С утра со двора глухой вековухи на заброшенный через забор перебиралась девица в белой рубахе, зелеными узорами и тесьмой украшенной. Нимало не тревожась о том, что алые голенища сапог видны во всей красе из-под задравшегося подола, Бортэ спрыгнула вниз. Подошла кередка к открытому настежь сараю, заглянула внутрь. Увидела прислоненные к стене косы. Цокнула языком. Много чего еще было там такого, о чем княжна Агафия, о землепашестве мало знавшая, подруге не рассказывала, потому кередка развернулась и пошла к избе. Дверь не открывалась. Решив, что Аксютка заперлась, Бортэ захотела уйти. Проходя мимо стены, заглянула девица в пустое окно — без ставен или бычьего пузыря. Никого! На досках посреди пола (не остатках ли крыши, которые после похорон и убрать-то некому?) и столе лужи. На печи выросло два одиноких кустика. Сундуки, лавки и прялка были опрокинуты. Старые рубахи просто так валялись мятыми кучами, и на выцветшем холсте темнели следы грязных босых ног. Бортэ забралась в избу через окошко и направилась к двери по скрипучим половицам. Кто-то заперся изнутри! Кередка потянула руку к щеколде, как вдруг позади нее послышался топот, словно через горницу побежал ребенок маленький. Девица обернулась. Никого! Бортэ присела, опершись спиной о доски двери, и незаметно для глаз чужих под подолом рубахи нащупала нож в голенище сапога.
— Аксютка?
Глупости. Сколько ж лет ей было, когда сестра Матрена утопилась? В колыбели лежала? Бортэ плавно поднялась, руку с ножом за спиной держа.
— Я драться не буду! За меня всегда другие дрались.
Кередка прикидывала, как лучше уйти подобру-поздорову. Вдруг из кустов на печи раздался голос:
— Ох, какой парень уродливый!
Глава 9
Сколько их? куда их гонят?
Что так жалобно поют?
Домового ли хоронят…
А. С. Пушкин. Бесы
Бортэ знала, что она красива, что есть в ее лице и осанке черты, которые мужчинам приятны и их женам, сестрам и дочерям не противны. Конечно, вдали от юрт у кередки не было ни шелков, ни золота, ни пудры, но разве это нужно не для того, чтобы добавить блеска, а чтобы заставить сухие кизяки гореть изумрудами? Вспомнив, что косичек-змеек по плечам и спине уже никогда не будет, Бортэ поняла, как ее приняли за юношу.
— Так я же девица!
— Еще и голос противный! — запищали из кустов на печи.

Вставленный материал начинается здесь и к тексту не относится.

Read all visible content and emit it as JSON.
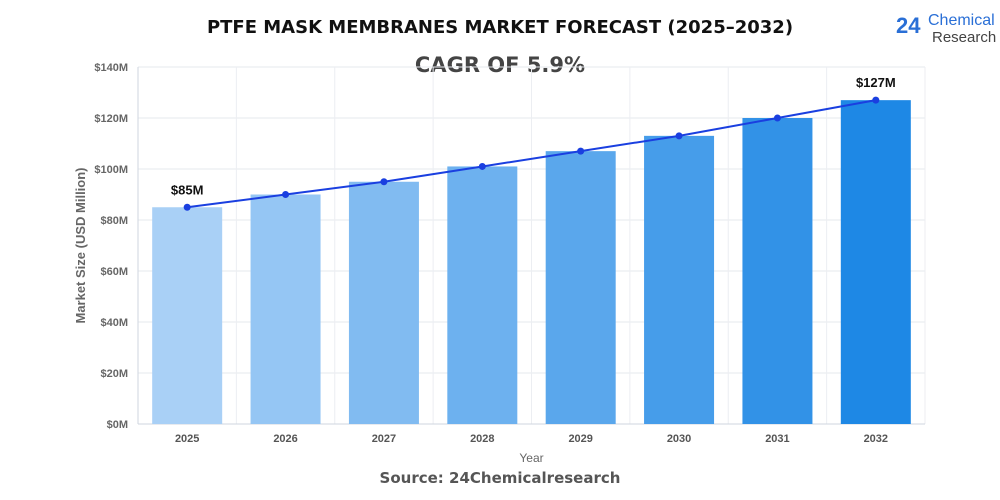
{
  "title": "PTFE MASK MEMBRANES MARKET FORECAST (2025–2032)",
  "subtitle": "CAGR OF 5.9%",
  "source": "Source: 24Chemicalresearch",
  "logo": {
    "number": "24",
    "line1": "Chemical",
    "line2": "Research"
  },
  "chart_data": {
    "type": "bar",
    "title": "PTFE MASK MEMBRANES MARKET FORECAST (2025–2032)",
    "xlabel": "Year",
    "ylabel": "Market Size (USD Million)",
    "categories": [
      "2025",
      "2026",
      "2027",
      "2028",
      "2029",
      "2030",
      "2031",
      "2032"
    ],
    "values": [
      85,
      90,
      95,
      101,
      107,
      113,
      120,
      127
    ],
    "ylim": [
      0,
      140
    ],
    "yticks": [
      0,
      20,
      40,
      60,
      80,
      100,
      120,
      140
    ],
    "ytick_labels": [
      "$0M",
      "$20M",
      "$40M",
      "$60M",
      "$80M",
      "$100M",
      "$120M",
      "$140M"
    ],
    "data_labels": [
      {
        "index": 0,
        "text": "$85M"
      },
      {
        "index": 7,
        "text": "$127M"
      }
    ],
    "trend_line": true,
    "grid": true,
    "colors": {
      "bar_start": "#a9d0f6",
      "bar_end": "#1e88e5",
      "line": "#1a3fe0"
    }
  }
}
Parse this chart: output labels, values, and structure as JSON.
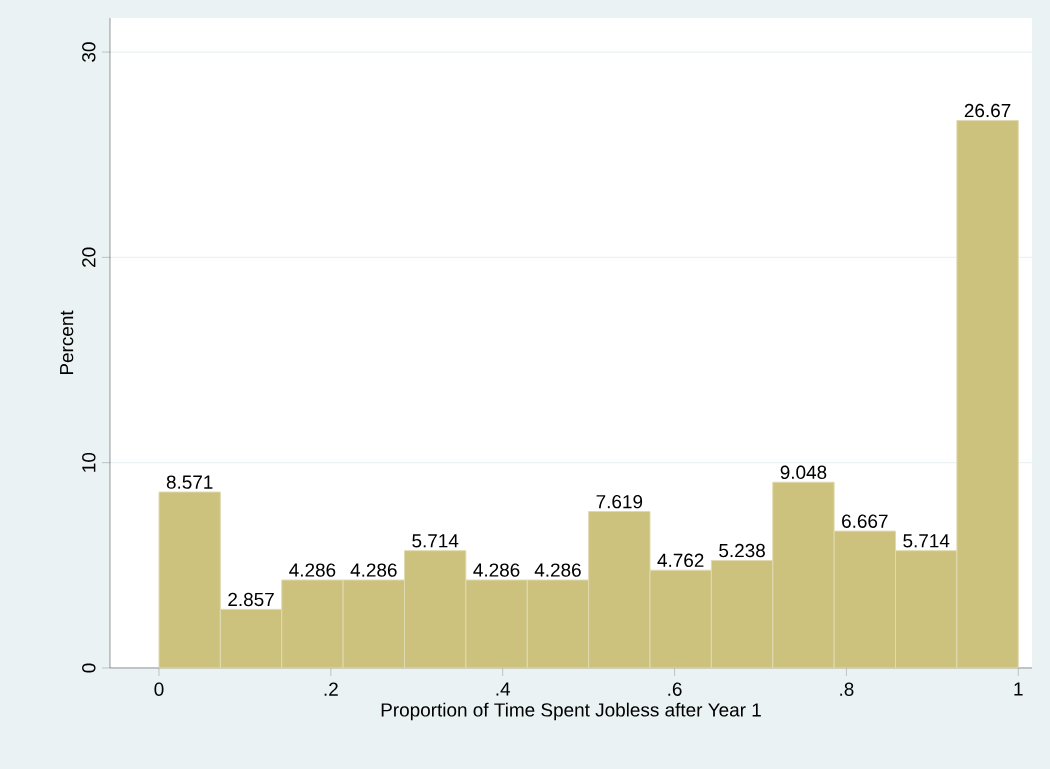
{
  "chart_data": {
    "type": "histogram",
    "xlabel": "Proportion of Time Spent Jobless after Year 1",
    "ylabel": "Percent",
    "bins": [
      0,
      0.0714286,
      0.1428571,
      0.2142857,
      0.2857143,
      0.3571429,
      0.4285714,
      0.5,
      0.5714286,
      0.6428571,
      0.7142857,
      0.7857143,
      0.8571429,
      0.9285714,
      1
    ],
    "values": [
      8.571,
      2.857,
      4.286,
      4.286,
      5.714,
      4.286,
      4.286,
      7.619,
      4.762,
      5.238,
      9.048,
      6.667,
      5.714,
      26.67
    ],
    "color": "#ccc27e",
    "data_labels": true,
    "xlim": [
      -0.057,
      1.016
    ],
    "ylim": [
      0,
      31.66
    ],
    "xticks": [
      0,
      {
        "value": 0.2,
        "label": ".2"
      },
      {
        "value": 0.4,
        "label": ".4"
      },
      {
        "value": 0.6,
        "label": ".6"
      },
      {
        "value": 0.8,
        "label": ".8"
      },
      1
    ],
    "yticks": [
      0,
      10,
      20,
      30
    ],
    "grid": "y"
  }
}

Кередка пошла на звук. Услышав ее шаги, что-то маленькое спрыгнуло вниз на те доски, на концах которых стояла гостья, и они под ногами в красных сапогах взмыли вверх. Бортэ упала назад, ударилась спиной об стену, охнула и быстро наступила на бок лежавшего в комнате сундука. Зверек или дух неведомый прыжком поднял другую часть пола. Вода из луж полетела в лицо девице, заставив гостью закрыть глаза рукавом. Что-то тем временем толкнуло расписные стенки ящика, и тот заскользил к другой стенке со скрипом, шорохом. Опасаясь за свою спину, Бортэ, не дожидаясь, пока сундук остановится, подалась на валявшуюся лавку, но не удержалась на узком ее боку, направленном к небу чистому да облакам пышным (крыши-то не было), и упала на пол лицом. Чуть-чуть до угла печки не долетела! Из носа и лба над одним глазом брызнула кровь. Враг неведомый прыгнул прямо на девицу, словно раздавить ее или пройти сквозь нее хотел. Голова у Бортэ кружилась. Из последних сил схватила она что-то, прислоненное к белому кирпичному печному боку, и швырнула в создание неведомое. Противник с писком и визгом отлетел назад. Когда Бортэ поднялась, пошатываясь, она своего врага увидела — крошечного человечка в белой рубахе до колен, перевязанной черным кушаком. Он был весь покрыт шерстью цвета волос Аксютки (заметила бы Агафия, будь она в той избе). На руках и ногах темнели когти длинные. Большие уши торчком стояли. Что-то пыталось вырваться. Ухват, брошенный Бортэ, прижал крепко-накрепко человечка за пояс к стене избы.
В дверь застучали. Послышался встревоженный голос Агафии, прибежавшей из-за шума услышанного на соседский двор:
— Аксютка, отопри!
Бортэ подставила нож к горлу врага своего и многозначительно молвила:
— Гм!
На большее сил не оставалось. Голова гудела, от солоноватого и железного привкусов во рту тошнота подступала к горлу. Человечек понял все. Он щелкнул пальцами, и щеколда упала на пол. Переступая через порог, Агафия окинула взглядом горницу, и корзинка из ее рук упала на пол.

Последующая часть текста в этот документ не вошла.